After many months in the forest, Pak Santo was transferred to the OCCQ to work with the seven juvenile and adult sun bears there. Aiding in the husbandry of these bears with other OFI staff, Santo learned about the electric fencing of the enclosures, as well as how to feed them, clean their enclosures and prepare enrichment for the bears. In his first few months, Santo was actually quite nervous around the sun bears. While he enjoyed getting closer to these bears in the wild, he was not accustomed to being this close! This was different from walking with cubs in the forest. Being very sensitive to the animals’ behaviors, Santo could also tell that the bears weren’t exactly welcoming him into the group. But after weeks of consistent closeness to the bears, feeding them, and cleaning inside and near their enclosures, Pak Santo became a trusted caregiver with a familiar smell. (Sun bears rely heavily on their keen sense of smell to detect other animals, people or food nearby.) Undoubtedly, his patience, respect, and love for the bears was also keenly felt.
Santo is now the primary caregiver for the seven bears at the OCCQ. (Another 4 bear cubs are in the deep forest being rehabilitated by other OFI staff.) Santo’s patience, respect, and love for the bears shines through all his work. Each day for the bears’ breakfast, he fills a large wheelbarrow full of fruit he has meticulously picked out, ensuring the fruit is ripe and good enough for his seven charges. After opening the fruits with his machete, he visits each enclosure to hand the bears their breakfast,all the while singing to the bears in a low tone, softly speaking their names, and laughing as they delight in their morning meal.
Day in and day out, Santo visits the enclosures numerous times, preparing feedings three times a day, cleaning out the enclosures with a spade and hose, and giving the bears refreshing showers. He will also venture into the forest as often as he can to find termite nests and juicy dead logs filled with tasty treats which he will bring back to the bears. (Please see photos.) Santo’s daily tasks are numerous and diverse as he strives to ensure the bears are always content and stimulated. When he deems it safe to do so, Santo sometimes even enters the enclosure to interact and play with the bears.
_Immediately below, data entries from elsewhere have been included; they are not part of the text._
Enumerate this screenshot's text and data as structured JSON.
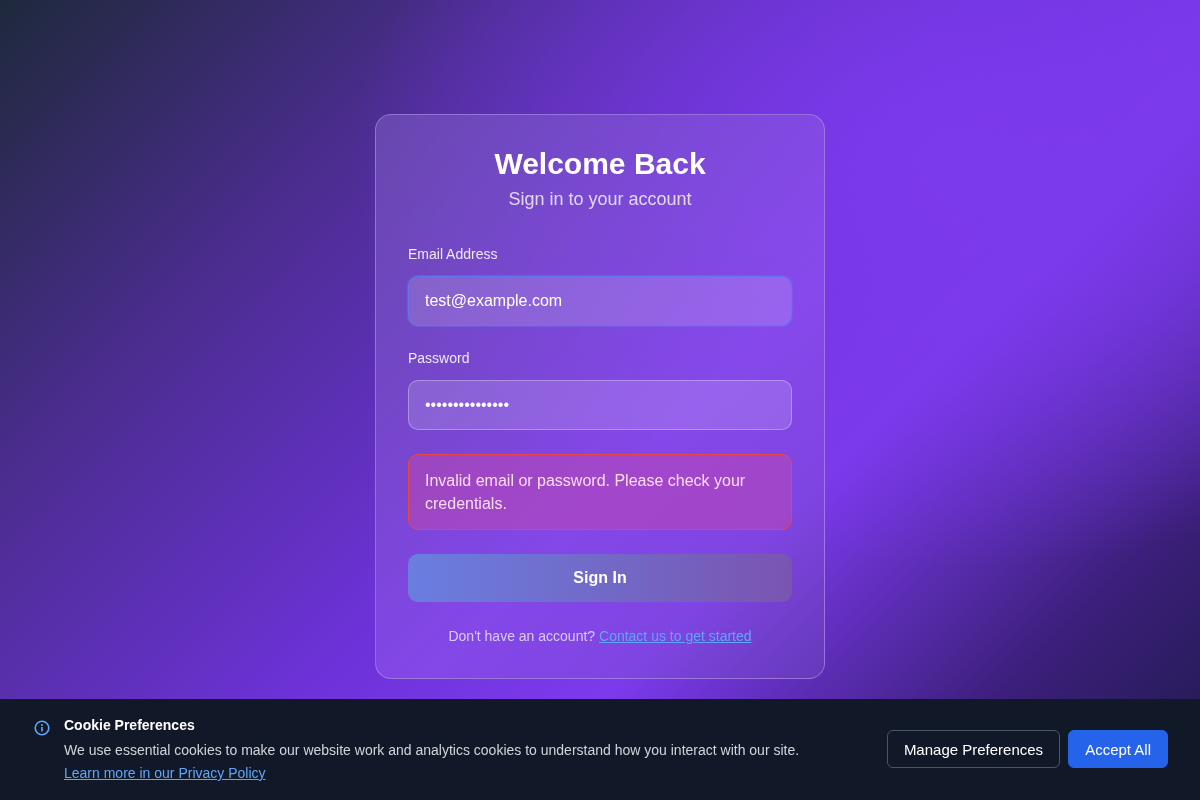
{
  "login": {
    "title": "Welcome Back",
    "subtitle": "Sign in to your account",
    "fields": [
      {
        "label": "Email Address",
        "value": "test@example.com",
        "focused": true
      },
      {
        "label": "Password",
        "value": "•••••••••••••••",
        "focused": false
      }
    ],
    "error": "Invalid email or password. Please check your credentials.",
    "submit": "Sign In",
    "footer": {
      "text": "Don't have an account?",
      "link": "Contact us to get started"
    }
  },
  "cookie_banner": {
    "title": "Cookie Preferences",
    "text": "We use essential cookies to make our website work and analytics cookies to understand how you interact with our site.",
    "link": "Learn more in our Privacy Policy",
    "buttons": [
      {
        "label": "Manage Preferences",
        "kind": "secondary"
      },
      {
        "label": "Accept All",
        "kind": "primary"
      }
    ]
  }
}
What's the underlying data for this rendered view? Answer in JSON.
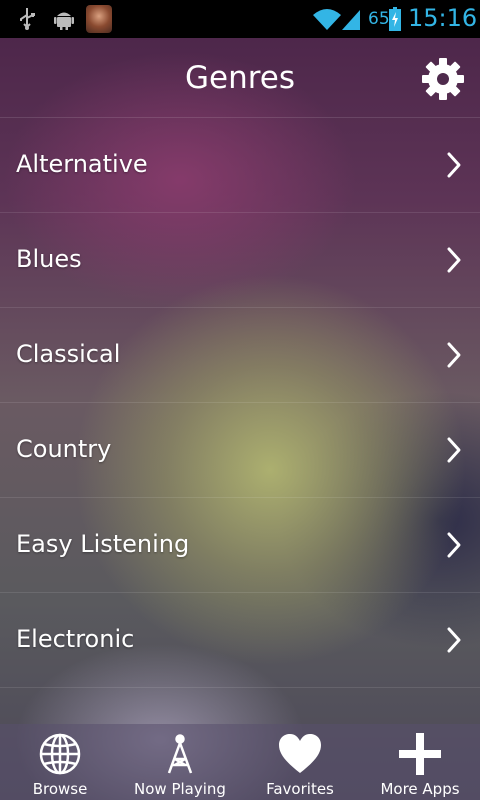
{
  "status_bar": {
    "battery_percent": "65",
    "time": "15:16",
    "icons": [
      "usb-icon",
      "android-debug-icon",
      "notification-thumbnail",
      "wifi-icon",
      "signal-icon",
      "battery-icon"
    ]
  },
  "header": {
    "title": "Genres",
    "settings_icon": "gear-icon"
  },
  "genres": [
    {
      "label": "Alternative"
    },
    {
      "label": "Blues"
    },
    {
      "label": "Classical"
    },
    {
      "label": "Country"
    },
    {
      "label": "Easy Listening"
    },
    {
      "label": "Electronic"
    }
  ],
  "tabs": [
    {
      "label": "Browse",
      "icon": "globe-icon"
    },
    {
      "label": "Now Playing",
      "icon": "antenna-icon"
    },
    {
      "label": "Favorites",
      "icon": "heart-icon"
    },
    {
      "label": "More Apps",
      "icon": "plus-icon"
    }
  ],
  "colors": {
    "status_accent": "#33b5e5",
    "text": "#ffffff"
  }
}
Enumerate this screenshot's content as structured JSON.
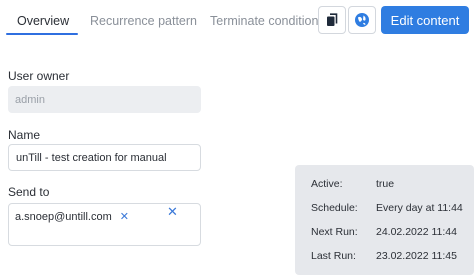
{
  "tabs": {
    "overview": "Overview",
    "recurrence": "Recurrence pattern",
    "terminate": "Terminate conditions"
  },
  "toolbar": {
    "copy_icon": "copy-icon",
    "globe_icon": "globe-icon",
    "edit_label": "Edit content"
  },
  "form": {
    "owner_label": "User owner",
    "owner_value": "admin",
    "name_label": "Name",
    "name_value": "unTill - test creation for manual",
    "send_label": "Send to",
    "send_tags": [
      "a.snoep@untill.com"
    ]
  },
  "info": {
    "active_label": "Active:",
    "active_value": "true",
    "schedule_label": "Schedule:",
    "schedule_value": "Every day at 11:44",
    "next_label": "Next Run:",
    "next_value": "24.02.2022 11:44",
    "last_label": "Last Run:",
    "last_value": "23.02.2022 11:45"
  },
  "colors": {
    "accent": "#2f7de1",
    "panel_bg": "#e6e8ec"
  }
}
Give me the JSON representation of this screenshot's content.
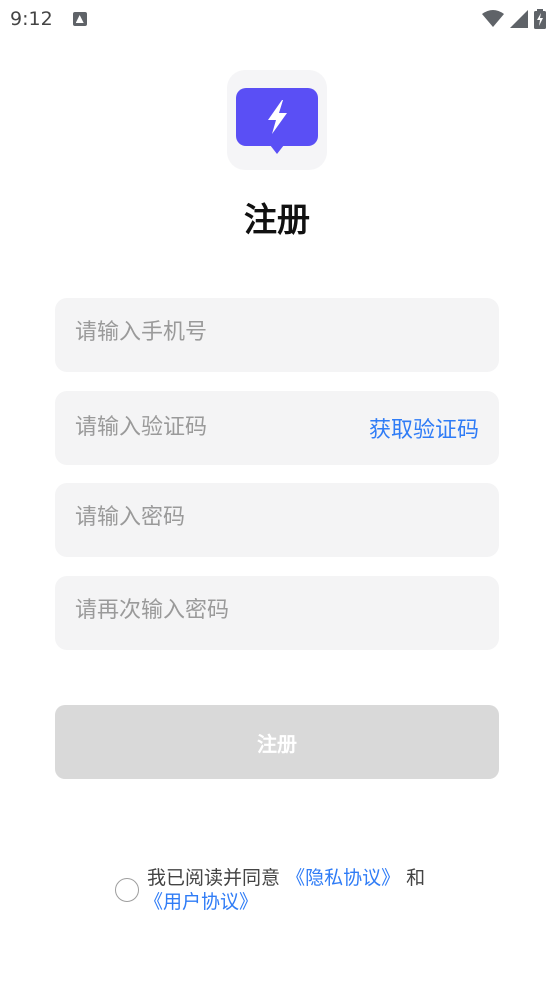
{
  "status_bar": {
    "time": "9:12",
    "icons": [
      "notification-a-icon",
      "wifi-icon",
      "signal-icon",
      "battery-charging-icon"
    ]
  },
  "logo": {
    "icon": "lightning-chat-bubble-icon",
    "bg_color": "#5a4ff5"
  },
  "title": "注册",
  "form": {
    "phone_placeholder": "请输入手机号",
    "code_placeholder": "请输入验证码",
    "get_code_label": "获取验证码",
    "password_placeholder": "请输入密码",
    "password_confirm_placeholder": "请再次输入密码"
  },
  "register_button": {
    "label": "注册"
  },
  "agreement": {
    "prefix": "我已阅读并同意",
    "privacy_link": "《隐私协议》",
    "and": "和",
    "user_link": "《用户协议》"
  },
  "colors": {
    "accent_link": "#2f7cf6",
    "input_bg": "#f4f4f5",
    "button_disabled_bg": "#d9d9d9",
    "logo_purple": "#5a4ff5"
  }
}
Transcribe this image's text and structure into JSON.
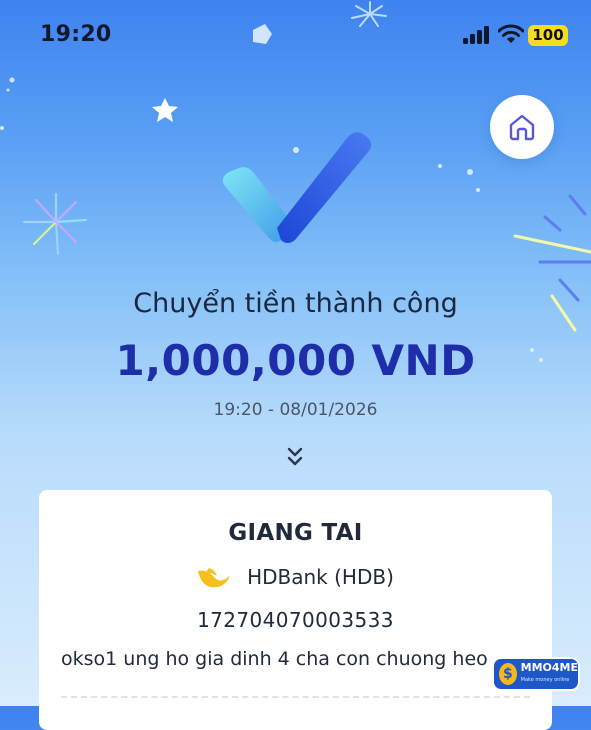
{
  "status_bar": {
    "time": "19:20",
    "battery": "100"
  },
  "result": {
    "title": "Chuyển tiền thành công",
    "amount": "1,000,000 VND",
    "datetime": "19:20 - 08/01/2026"
  },
  "recipient": {
    "name": "GIANG TAI",
    "bank": "HDBank (HDB)",
    "account_number": "172704070003533",
    "note": "okso1  ung ho gia dinh 4 cha con chuong heo"
  },
  "watermark": {
    "brand": "MMO4ME",
    "tagline": "Make money online"
  },
  "colors": {
    "amount": "#1d2ea8",
    "battery": "#f5dc21",
    "bank_logo": "#f6c01a"
  }
}
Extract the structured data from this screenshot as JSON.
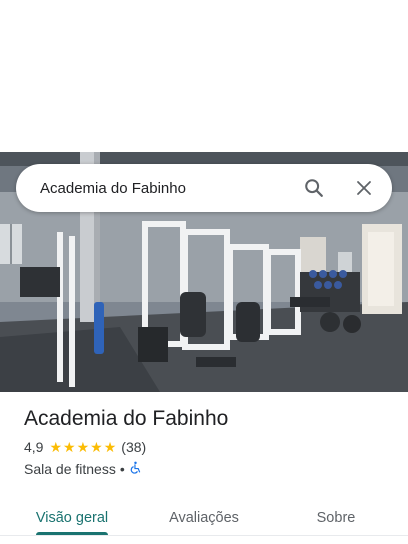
{
  "search": {
    "query": "Academia do Fabinho",
    "search_icon": "search-icon",
    "close_icon": "close-icon"
  },
  "place": {
    "name": "Academia do Fabinho",
    "rating": "4,9",
    "stars": 5,
    "review_count": "(38)",
    "category": "Sala de fitness",
    "separator": "•",
    "accessibility_icon": "wheelchair-icon"
  },
  "tabs": [
    {
      "label": "Visão geral",
      "active": true
    },
    {
      "label": "Avaliações",
      "active": false
    },
    {
      "label": "Sobre",
      "active": false
    }
  ],
  "colors": {
    "accent": "#1a7370",
    "star": "#fbbc04",
    "accessibility": "#1a73e8"
  }
}
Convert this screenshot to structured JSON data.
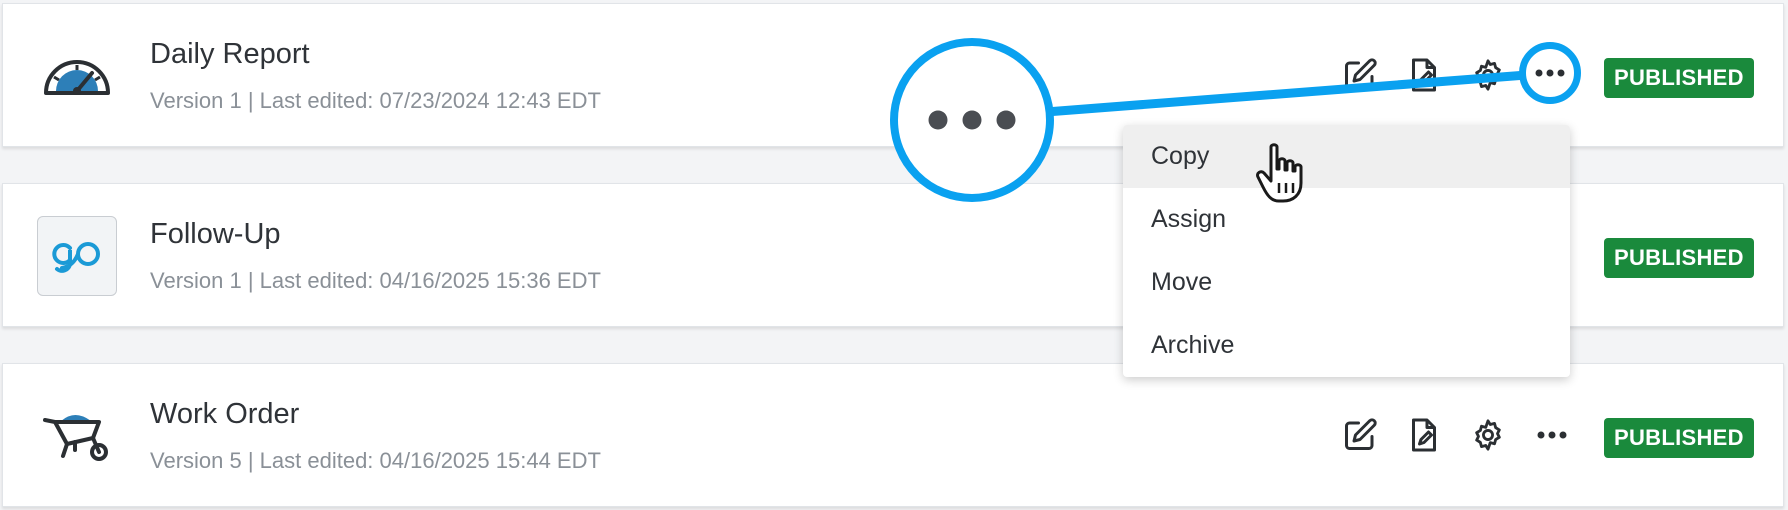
{
  "forms": [
    {
      "title": "Daily Report",
      "meta": "Version 1 | Last edited: 07/23/2024 12:43 EDT",
      "status": "PUBLISHED",
      "icon": "speedometer-icon"
    },
    {
      "title": "Follow-Up",
      "meta": "Version 1 | Last edited: 04/16/2025 15:36 EDT",
      "status": "PUBLISHED",
      "icon": "go-logo-icon"
    },
    {
      "title": "Work Order",
      "meta": "Version 5 | Last edited: 04/16/2025 15:44 EDT",
      "status": "PUBLISHED",
      "icon": "wheelbarrow-icon"
    }
  ],
  "actions": [
    "edit-icon",
    "document-edit-icon",
    "gear-icon",
    "more-icon"
  ],
  "menu": {
    "items": [
      "Copy",
      "Assign",
      "Move",
      "Archive"
    ],
    "hovered": "Copy"
  },
  "colors": {
    "published": "#1a8a3c",
    "highlight": "#0aa1f0",
    "title_text": "#2f3338",
    "meta_text": "#8a9097"
  }
}
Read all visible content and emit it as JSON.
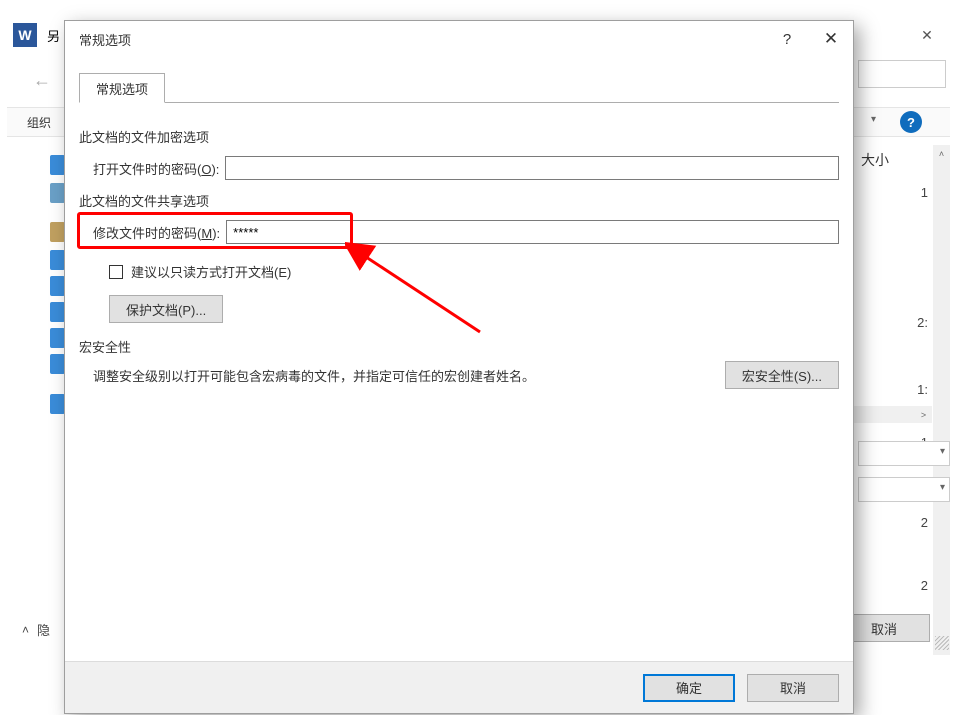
{
  "outer": {
    "title_fragment": "另",
    "organize_label": "组织",
    "col_size": "大小",
    "hide_folders": "隐",
    "cancel": "取消",
    "rows": [
      "1",
      "2:",
      "1:",
      "1",
      "2",
      "2"
    ]
  },
  "dialog": {
    "title": "常规选项",
    "tab": "常规选项",
    "encrypt_section": "此文档的文件加密选项",
    "open_password_label_pre": "打开文件时的密码(",
    "open_password_label_ul": "O",
    "open_password_label_post": "):",
    "open_password_value": "",
    "share_section": "此文档的文件共享选项",
    "modify_password_label_pre": "修改文件时的密码(",
    "modify_password_label_ul": "M",
    "modify_password_label_post": "):",
    "modify_password_value": "*****",
    "readonly_label_pre": "建议以只读方式打开文档(",
    "readonly_label_ul": "E",
    "readonly_label_post": ")",
    "protect_btn_pre": "保护文档(",
    "protect_btn_ul": "P",
    "protect_btn_post": ")...",
    "macro_section": "宏安全性",
    "macro_text": "调整安全级别以打开可能包含宏病毒的文件，并指定可信任的宏创建者姓名。",
    "macro_btn_pre": "宏安全性(",
    "macro_btn_ul": "S",
    "macro_btn_post": ")...",
    "ok": "确定",
    "cancel": "取消"
  }
}
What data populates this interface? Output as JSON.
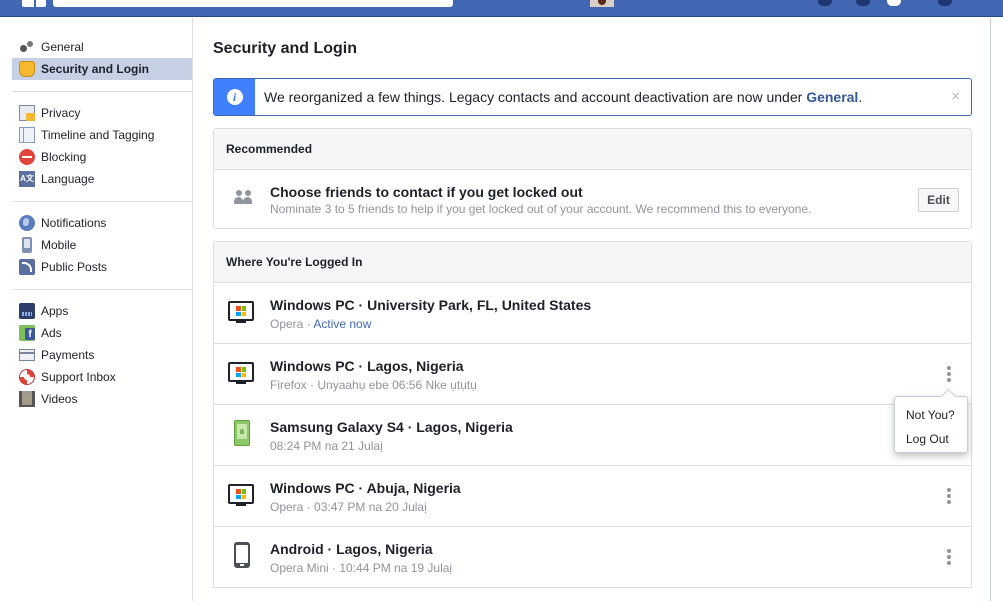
{
  "topbar": {
    "brand_color": "#4267b2"
  },
  "sidebar": {
    "groups": [
      [
        {
          "label": "General",
          "icon": "gears-icon"
        },
        {
          "label": "Security and Login",
          "icon": "badge-icon",
          "active": true
        }
      ],
      [
        {
          "label": "Privacy",
          "icon": "lock-icon"
        },
        {
          "label": "Timeline and Tagging",
          "icon": "timeline-icon"
        },
        {
          "label": "Blocking",
          "icon": "block-icon"
        },
        {
          "label": "Language",
          "icon": "language-icon"
        }
      ],
      [
        {
          "label": "Notifications",
          "icon": "globe-icon"
        },
        {
          "label": "Mobile",
          "icon": "mobile-icon"
        },
        {
          "label": "Public Posts",
          "icon": "rss-icon"
        }
      ],
      [
        {
          "label": "Apps",
          "icon": "apps-icon"
        },
        {
          "label": "Ads",
          "icon": "ads-icon"
        },
        {
          "label": "Payments",
          "icon": "payments-icon"
        },
        {
          "label": "Support Inbox",
          "icon": "lifebuoy-icon"
        },
        {
          "label": "Videos",
          "icon": "film-icon"
        }
      ]
    ]
  },
  "main": {
    "title": "Security and Login",
    "notice": {
      "text": "We reorganized a few things. Legacy contacts and account deactivation are now under ",
      "link": "General",
      "suffix": ".",
      "close": "×",
      "info_glyph": "i"
    },
    "recommended": {
      "header": "Recommended",
      "title": "Choose friends to contact if you get locked out",
      "subtitle": "Nominate 3 to 5 friends to help if you get locked out of your account. We recommend this to everyone.",
      "button": "Edit"
    },
    "sessions": {
      "header": "Where You're Logged In",
      "items": [
        {
          "device": "Windows PC · University Park, FL, United States",
          "browser": "Opera",
          "time": "Active now",
          "active": true,
          "icon": "windows-pc-icon"
        },
        {
          "device": "Windows PC · Lagos, Nigeria",
          "browser": "Firefox",
          "time": "Ụnyaahụ ebe 06:56 Nke ụtụtụ",
          "icon": "windows-pc-icon"
        },
        {
          "device": "Samsung Galaxy S4 · Lagos, Nigeria",
          "browser": "",
          "time": "08:24 PM na 21 Julaị",
          "icon": "samsung-phone-icon"
        },
        {
          "device": "Windows PC · Abuja, Nigeria",
          "browser": "Opera",
          "time": "03:47 PM na 20 Julaị",
          "icon": "windows-pc-icon"
        },
        {
          "device": "Android · Lagos, Nigeria",
          "browser": "Opera Mini",
          "time": "10:44 PM na 19 Julaị",
          "icon": "android-phone-icon"
        }
      ],
      "separator": " · "
    },
    "session_menu": {
      "items": [
        "Not You?",
        "Log Out"
      ]
    }
  }
}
In between all of this, Santo somehow finds time to help other staff at the Care Center when they need a hand looking after orangutans. He is a remarkable and caring individual. By simply being dependable every single day, he has built strong bonds with each of the bears. The sun bears have come from difficult and traumatic lives before being rescued by OFI. Pak Santo is now their rock, someone they can trust to look after their needs thoughtfully, consistently and with great love.